Crédit agricole … 6 milliards d’euros à la roulette

vendredi 19 septembre 2008
par  Ben
popularité : 1%

La CGT, tant dans son positionnement que dans ses actions, n’a eu de cesse de dénoncer les pratiques du groupe amorcées dès la privatisation (par les Caisses Régionales) de l’organisme public de Crédit Agricole qu’était la Caisse Nationale de Crédit Agricole (CNCA) pour le transformer en CASA (Crédit Agricole Société Anonyme), aujourd’hui côté en bourse. Le libéralisme le plus débridé s’étant mis en place en ayant pour doctrine la régulation par le marché a singulièrement accentué les dérives, en particulier, par la spéculation financière (...)

En mai 2008, dans la même semaine que l’Assemblée Générale des actionnaires, a été convoquée également la quasi-totalité des Comités d’Entreprise du groupe Crédit Agricole en vue de procéder à une nouvelle augmentation de capital à hauteur de 5,9 milliards d’euros, après une augmentation de 3,6 milliards en début d’année.

La dure réalité : les banques centrales, institutions publiques, ont du voler au secours des banques privées et des actionnaires en injectant des centaines de milliards d’euros pour éviter la faillite pure et simple de celles et ceux d’entre eux qui ont le plus spéculé sur les crédits risqués au mépris de toutes les règles prudentielles, déontologiques et professionnelles (Le monde du 10 septembre 2007 titrait « crise financière ou scandale bancaire »). En fait, la crise revient régulièrement et de plus en plus souvent parce que les acteurs trichent en toute conscience.

C’est proposer au prix le plus élevé une enveloppe que le vendeur lui-même cherche à acheter au prix le plus bas.

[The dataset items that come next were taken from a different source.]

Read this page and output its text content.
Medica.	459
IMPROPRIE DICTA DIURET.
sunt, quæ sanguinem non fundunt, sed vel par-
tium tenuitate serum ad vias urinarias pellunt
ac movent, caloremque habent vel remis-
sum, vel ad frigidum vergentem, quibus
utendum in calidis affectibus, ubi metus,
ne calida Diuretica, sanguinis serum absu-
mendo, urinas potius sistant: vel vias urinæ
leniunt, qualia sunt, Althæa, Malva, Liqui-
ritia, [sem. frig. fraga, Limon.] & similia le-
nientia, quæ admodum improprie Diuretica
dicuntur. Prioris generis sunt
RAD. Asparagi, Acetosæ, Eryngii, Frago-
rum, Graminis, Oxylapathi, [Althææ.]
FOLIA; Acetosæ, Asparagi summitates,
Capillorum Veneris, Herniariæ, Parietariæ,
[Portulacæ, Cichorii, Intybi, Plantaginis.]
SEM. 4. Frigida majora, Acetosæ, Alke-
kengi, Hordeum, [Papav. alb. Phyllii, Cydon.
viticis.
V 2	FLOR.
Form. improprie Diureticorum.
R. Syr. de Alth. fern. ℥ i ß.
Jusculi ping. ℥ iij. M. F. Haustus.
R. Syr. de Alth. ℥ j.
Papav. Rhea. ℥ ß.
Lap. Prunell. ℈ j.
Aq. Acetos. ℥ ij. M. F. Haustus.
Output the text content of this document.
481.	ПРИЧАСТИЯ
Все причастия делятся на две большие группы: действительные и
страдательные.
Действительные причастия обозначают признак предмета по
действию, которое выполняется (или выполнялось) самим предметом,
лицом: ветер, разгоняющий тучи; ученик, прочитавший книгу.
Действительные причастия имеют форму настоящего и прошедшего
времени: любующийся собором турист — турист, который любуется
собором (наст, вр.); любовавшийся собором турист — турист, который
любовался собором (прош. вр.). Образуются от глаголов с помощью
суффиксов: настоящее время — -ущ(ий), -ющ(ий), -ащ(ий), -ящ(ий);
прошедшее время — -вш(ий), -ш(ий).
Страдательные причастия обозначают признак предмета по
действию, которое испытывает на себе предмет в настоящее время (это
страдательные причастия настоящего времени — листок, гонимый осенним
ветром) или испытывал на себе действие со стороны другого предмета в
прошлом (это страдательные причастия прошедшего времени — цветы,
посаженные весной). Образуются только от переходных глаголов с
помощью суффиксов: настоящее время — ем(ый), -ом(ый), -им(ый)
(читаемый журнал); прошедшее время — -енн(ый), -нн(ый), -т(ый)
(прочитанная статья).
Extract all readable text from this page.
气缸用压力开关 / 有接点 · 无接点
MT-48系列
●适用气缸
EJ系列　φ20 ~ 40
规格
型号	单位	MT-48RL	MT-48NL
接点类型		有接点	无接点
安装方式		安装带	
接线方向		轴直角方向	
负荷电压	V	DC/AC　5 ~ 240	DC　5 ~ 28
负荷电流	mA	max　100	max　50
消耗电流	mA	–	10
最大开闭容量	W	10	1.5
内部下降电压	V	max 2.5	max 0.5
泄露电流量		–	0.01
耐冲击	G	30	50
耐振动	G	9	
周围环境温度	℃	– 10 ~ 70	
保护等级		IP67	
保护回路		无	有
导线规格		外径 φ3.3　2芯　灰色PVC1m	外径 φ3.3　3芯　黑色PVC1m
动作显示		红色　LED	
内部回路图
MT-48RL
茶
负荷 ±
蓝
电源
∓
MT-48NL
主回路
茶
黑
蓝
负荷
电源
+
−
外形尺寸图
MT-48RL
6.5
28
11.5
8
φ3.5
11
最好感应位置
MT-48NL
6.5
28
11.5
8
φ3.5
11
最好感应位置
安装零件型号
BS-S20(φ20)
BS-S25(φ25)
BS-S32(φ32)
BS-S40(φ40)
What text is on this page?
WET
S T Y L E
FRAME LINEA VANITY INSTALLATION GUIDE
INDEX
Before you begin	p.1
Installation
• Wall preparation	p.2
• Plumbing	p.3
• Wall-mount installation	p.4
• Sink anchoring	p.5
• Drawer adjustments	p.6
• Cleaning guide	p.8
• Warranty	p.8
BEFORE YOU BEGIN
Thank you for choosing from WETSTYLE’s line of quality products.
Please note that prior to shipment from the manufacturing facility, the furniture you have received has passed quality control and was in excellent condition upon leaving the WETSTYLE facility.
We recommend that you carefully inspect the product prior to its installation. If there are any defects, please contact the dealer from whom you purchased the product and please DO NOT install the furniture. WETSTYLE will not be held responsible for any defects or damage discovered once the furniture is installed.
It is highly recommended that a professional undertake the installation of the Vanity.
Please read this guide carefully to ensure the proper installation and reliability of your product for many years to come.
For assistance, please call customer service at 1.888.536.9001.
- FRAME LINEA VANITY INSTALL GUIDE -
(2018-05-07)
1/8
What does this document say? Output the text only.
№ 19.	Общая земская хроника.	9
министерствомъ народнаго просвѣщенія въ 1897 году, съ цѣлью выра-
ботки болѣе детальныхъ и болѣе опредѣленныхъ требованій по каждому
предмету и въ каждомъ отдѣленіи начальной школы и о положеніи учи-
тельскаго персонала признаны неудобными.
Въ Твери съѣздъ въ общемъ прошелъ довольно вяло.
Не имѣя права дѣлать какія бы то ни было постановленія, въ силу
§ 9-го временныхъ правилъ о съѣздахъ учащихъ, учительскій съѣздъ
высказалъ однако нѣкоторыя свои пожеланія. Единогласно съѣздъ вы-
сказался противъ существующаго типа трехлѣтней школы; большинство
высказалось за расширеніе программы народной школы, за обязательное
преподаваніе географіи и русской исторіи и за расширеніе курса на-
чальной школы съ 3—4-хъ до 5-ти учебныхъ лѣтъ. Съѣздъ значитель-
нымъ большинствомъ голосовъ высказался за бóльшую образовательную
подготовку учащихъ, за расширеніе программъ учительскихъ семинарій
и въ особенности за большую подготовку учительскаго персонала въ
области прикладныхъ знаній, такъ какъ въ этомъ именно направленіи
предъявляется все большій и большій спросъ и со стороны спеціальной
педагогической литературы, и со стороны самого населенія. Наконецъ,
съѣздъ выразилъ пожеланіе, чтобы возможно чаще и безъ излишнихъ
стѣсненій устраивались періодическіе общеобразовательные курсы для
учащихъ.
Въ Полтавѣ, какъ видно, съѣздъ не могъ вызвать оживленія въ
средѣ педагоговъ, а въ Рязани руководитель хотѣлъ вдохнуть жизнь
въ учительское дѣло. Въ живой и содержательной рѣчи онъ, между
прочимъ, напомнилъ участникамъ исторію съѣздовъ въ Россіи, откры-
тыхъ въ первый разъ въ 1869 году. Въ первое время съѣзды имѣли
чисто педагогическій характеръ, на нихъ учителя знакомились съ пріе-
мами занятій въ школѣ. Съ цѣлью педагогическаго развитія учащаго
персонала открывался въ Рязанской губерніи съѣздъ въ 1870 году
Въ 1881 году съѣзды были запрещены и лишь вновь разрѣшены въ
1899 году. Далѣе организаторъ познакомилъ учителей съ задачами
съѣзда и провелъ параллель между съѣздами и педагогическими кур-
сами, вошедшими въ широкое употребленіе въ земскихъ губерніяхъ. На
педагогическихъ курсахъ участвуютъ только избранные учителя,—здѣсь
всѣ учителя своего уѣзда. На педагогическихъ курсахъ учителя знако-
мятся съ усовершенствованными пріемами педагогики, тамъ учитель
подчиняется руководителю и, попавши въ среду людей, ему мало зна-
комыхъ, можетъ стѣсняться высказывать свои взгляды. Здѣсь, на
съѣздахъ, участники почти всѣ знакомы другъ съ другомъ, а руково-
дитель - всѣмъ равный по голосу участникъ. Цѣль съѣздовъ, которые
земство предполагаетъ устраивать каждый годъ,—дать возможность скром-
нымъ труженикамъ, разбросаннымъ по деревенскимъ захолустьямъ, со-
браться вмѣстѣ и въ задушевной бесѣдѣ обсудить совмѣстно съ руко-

Que ce soit du blé, du pétrole, des logements ou du crédit … le système de la spéculation reste le même. Tromper sur la valeur du bien, organiser la pénurie, s’assurer une position dominante, recourir à la pression voire à la force, les moyens sont bien connus.

Il suffit de se rappeler les écrits de Robespierre sur la question des subsistances qui ont inspiré, il y a deux siècles, la lutte contre les famines organisées et la Révolution Française, puis la démocratie et la République.

Si les salariés vont subir de plein fouet les économies annoncées sur leurs rémunérations, sur la dégradation de leurs conditions de travail et sur le niveau d’emploi, les clients des banques sont également menacés en tant que déposants et épargnants.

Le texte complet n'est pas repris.